Remarks by Ambassador Susan E. Rice, U.S. Permanent Representative to the United Nations, at the NYC Commission for the United Nations, Consular Corps and Protocol

Susan E. Rice
U.S. Permanent Representative to the United Nations 
U.S. Mission to the United Nations 
New York, NY
October 17, 2012


Mayor Bloomberg, thank you so much for hosting us tonight. The United States is incredibly proud to be the host nation to the UN, but we can only do so because New York is the host city to us all.

We are deeply grateful to Mayor Bloomberg and his entire team for the phenomenal job the City does for the United Nations and the entire diplomatic community. In particular, I’d like to recognize Commissioner Marjorie Tiven, Brad Billet and Linda Wayner for their outstanding professionalism, dedication, and integrity. I also want to salute the extraordinary efforts of the NYPD and the FDNY, New York’s finest and bravest, who keep the diplomatic community and all New Yorkers safe. I would like to thank the thousands of other employees of the City of New York that let the United States meet its responsibilities as host country to the UN.

I also want to recognize Undersecretary of State Patrick Kennedy and his team at the State Department for all they do to strengthen the partnership among the U.S. government, the City of New York, and the United Nations.

And finally, let me say how appreciative we all are for Secretary-General Ban Ki-moon and his committed leadership of the United Nations, especially in these challenging times.

The partnership among all of us is strengthened by our common admiration for this great city and shared appreciation for what the UN contributes to it. New York may be the only American city that exerts its own gravitational pull. It certainly attracts the world’s best and brightest diplomats. Many are here tonight. Their presence and the UN’s presence in the heart of New York enrich the City in so many ways, adding to its magnificent diversity, deepening its rich cultural heritage, and boosting its economy.

Now, like all New Yorkers, we come here to work. And when talented diplomats and UN officials work together in common purpose, we can do great things.

For example, in recent years, together, we’ve made important progress toward a world free of nuclear weapons. We’ve supported critical UN peacekeeping and political activities to end conflicts, protect civilians and support democratic transitions worldwide. We’ve launched massive relief efforts to help the vulnerable and those suffering from man-made and natural disasters. We’ve reinvigorated the UN’s human rights machinery and adopted landmark resolutions to condemn violence against lesbian, gay, bisexual and transgender individuals. We’ve created a new UN agency to help empower women.
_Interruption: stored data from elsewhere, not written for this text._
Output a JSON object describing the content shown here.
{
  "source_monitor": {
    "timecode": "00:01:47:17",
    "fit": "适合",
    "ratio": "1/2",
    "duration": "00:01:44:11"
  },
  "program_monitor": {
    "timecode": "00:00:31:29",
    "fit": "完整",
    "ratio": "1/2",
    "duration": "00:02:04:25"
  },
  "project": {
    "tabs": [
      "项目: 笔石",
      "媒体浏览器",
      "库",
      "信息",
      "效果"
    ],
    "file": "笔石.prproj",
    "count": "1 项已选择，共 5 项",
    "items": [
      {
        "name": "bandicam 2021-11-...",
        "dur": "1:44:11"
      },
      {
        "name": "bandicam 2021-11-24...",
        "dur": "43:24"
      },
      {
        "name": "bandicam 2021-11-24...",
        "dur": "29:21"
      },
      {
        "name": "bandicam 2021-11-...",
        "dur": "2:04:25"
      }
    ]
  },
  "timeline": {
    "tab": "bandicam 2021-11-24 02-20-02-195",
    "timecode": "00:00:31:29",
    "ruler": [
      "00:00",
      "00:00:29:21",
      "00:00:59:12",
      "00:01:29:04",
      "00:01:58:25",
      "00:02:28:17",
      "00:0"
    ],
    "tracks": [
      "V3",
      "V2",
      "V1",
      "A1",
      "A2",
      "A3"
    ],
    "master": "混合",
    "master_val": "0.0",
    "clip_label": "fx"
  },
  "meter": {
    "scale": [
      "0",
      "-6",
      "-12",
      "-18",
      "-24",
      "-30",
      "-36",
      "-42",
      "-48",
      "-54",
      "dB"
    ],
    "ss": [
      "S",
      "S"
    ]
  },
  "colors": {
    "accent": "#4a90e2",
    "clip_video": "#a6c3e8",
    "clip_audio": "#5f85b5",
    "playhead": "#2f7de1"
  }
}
We’ve taken important steps towards promoting child survival, maternal health, sustainable energy and development, and the Millennium Development Goals. And we’ve worked to promote a stronger and more effective United Nations that is better equipped to tackle the global challenges of tomorrow.

We’ve got much more to do. We don’t agree on everything. But tonight, I hope we can pause for just a moment to reflect on what we’ve achieved by working together in common purpose. And I want to express my admiration and appreciation to all of you for your enduring friendship and support. It means a great deal to me, and tonight, from the heart, let me simply say thank you.